Boston is making good on its promise to create more “innovation units” to address local affordable housing shortages. The city’s Housing Innovation Lab has unveiled the Urban Housing Unit, or uHu, a 385-square-foot living complex that will serve as an example of the type of low-cost tiny apartments that could one day be distributed throughout the city. The uHu, which contains a place for sleeping, bathing, storage, and entertaining, will be taken on the road to different Boston neighborhoods over the next few months to gauge interest and garner support.
The city of Los Angeles has recently hired its first “Creative Catalyst Artist in Residence” to work with the Department of Transportation on outside-the-box solutions to help achieve the department’s goal of no traffic fatalities by 2025. The city’s Department of Cultural Affairs created the program to embed artists within different city departments to develop innovative ways to engage residents and to meet goals. The current artist, who will receive a $20,000 stipend for one year, has already started recording oral histories with longtime department workers to foster institutional memory.
Kennesaw State University, part of the University of Georgia system, has opened a dedicated apartment on campus for the temporary housing of homeless students and those at risk of losing housing. Under the plan, students needing assistance are allowed to stay in the unit for up to 14 days while the university works to find them permanent affordable housing. Officials note that there are currently between five and seven enrolled students who will immediately benefit from this emergency housing. Kennesaw University is also the first in the state to have dedicated staff tasked with addressing the needs of this population.
To tackle the “first-mile/last-mile” issues that often inhibit public transportation usage, Centennial, Colorado, has partnered with the ride-sharing app Lyft to help people get to and from its Regional Transportation District train station. The Denver suburb will offer subsidized Lyft rides through a six-month pilot program to users already in the current Call-n-Ride service area. Officials say the program will also help with overcrowding at the train station's over-capacity parking lot. Ride-sharing competitor Uber has partnered with other cities on similar initiatives.
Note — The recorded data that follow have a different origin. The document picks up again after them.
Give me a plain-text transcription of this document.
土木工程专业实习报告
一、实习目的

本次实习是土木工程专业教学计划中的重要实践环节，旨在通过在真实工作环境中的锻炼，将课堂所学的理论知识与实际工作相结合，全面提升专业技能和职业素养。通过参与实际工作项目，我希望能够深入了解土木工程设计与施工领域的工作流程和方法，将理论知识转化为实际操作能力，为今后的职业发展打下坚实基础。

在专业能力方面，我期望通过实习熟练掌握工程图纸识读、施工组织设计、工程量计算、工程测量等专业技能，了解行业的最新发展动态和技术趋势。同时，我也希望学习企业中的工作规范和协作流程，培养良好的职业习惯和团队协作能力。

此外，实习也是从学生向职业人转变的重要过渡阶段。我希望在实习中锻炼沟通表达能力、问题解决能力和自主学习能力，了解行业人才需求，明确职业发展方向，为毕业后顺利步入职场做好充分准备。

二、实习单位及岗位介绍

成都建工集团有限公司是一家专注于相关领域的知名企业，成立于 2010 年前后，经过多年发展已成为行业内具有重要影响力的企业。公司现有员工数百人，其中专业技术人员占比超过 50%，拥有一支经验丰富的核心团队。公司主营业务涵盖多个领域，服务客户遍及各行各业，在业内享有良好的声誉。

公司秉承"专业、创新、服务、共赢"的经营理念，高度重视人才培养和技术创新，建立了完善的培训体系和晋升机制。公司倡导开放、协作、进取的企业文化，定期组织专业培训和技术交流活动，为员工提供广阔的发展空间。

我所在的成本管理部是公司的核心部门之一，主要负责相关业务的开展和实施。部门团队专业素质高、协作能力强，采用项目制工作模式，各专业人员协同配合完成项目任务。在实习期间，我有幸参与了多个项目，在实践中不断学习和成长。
In part to close the gender pay gap, Massachusetts has become the first state to forbid prospective employers from asking about a job candidate’s pay history. At the final stage of the hiring process, employers will often peg salary offers to someone’s previous salary, perpetuating systemic unequal pay practices that may have been carried through the candidate’s employment past. The law will likewise bar companies from prohibiting workers from discussing their respective compensation with each other, and require equal pay for jobs that are of comparable character. The legislation’s sponsors hope that the law becomes a model for other states.
Detroit is looking for ways to help developers and designers avoid unnecessary regulatory obstacles in order to quickly rebuild and repurpose neglected areas using specially designated “pink zones.” Funded by a grant from the John S. and James L. Knight Foundation, pink zones will allow public officials and businesses to experiment with economic development initiatives without going through the formal, expensive, and time-consuming rezoning process. The city’s Planning Department is recruiting multidisciplinary teams to create ideas for mixed-use activity at three commercial sites in Detroit, which will then be compared against the current regulatory environment to see which hurdles can be eliminated. Detroit hopes to pilot the pink zones by next summer and that the project will serve as a model for other cities.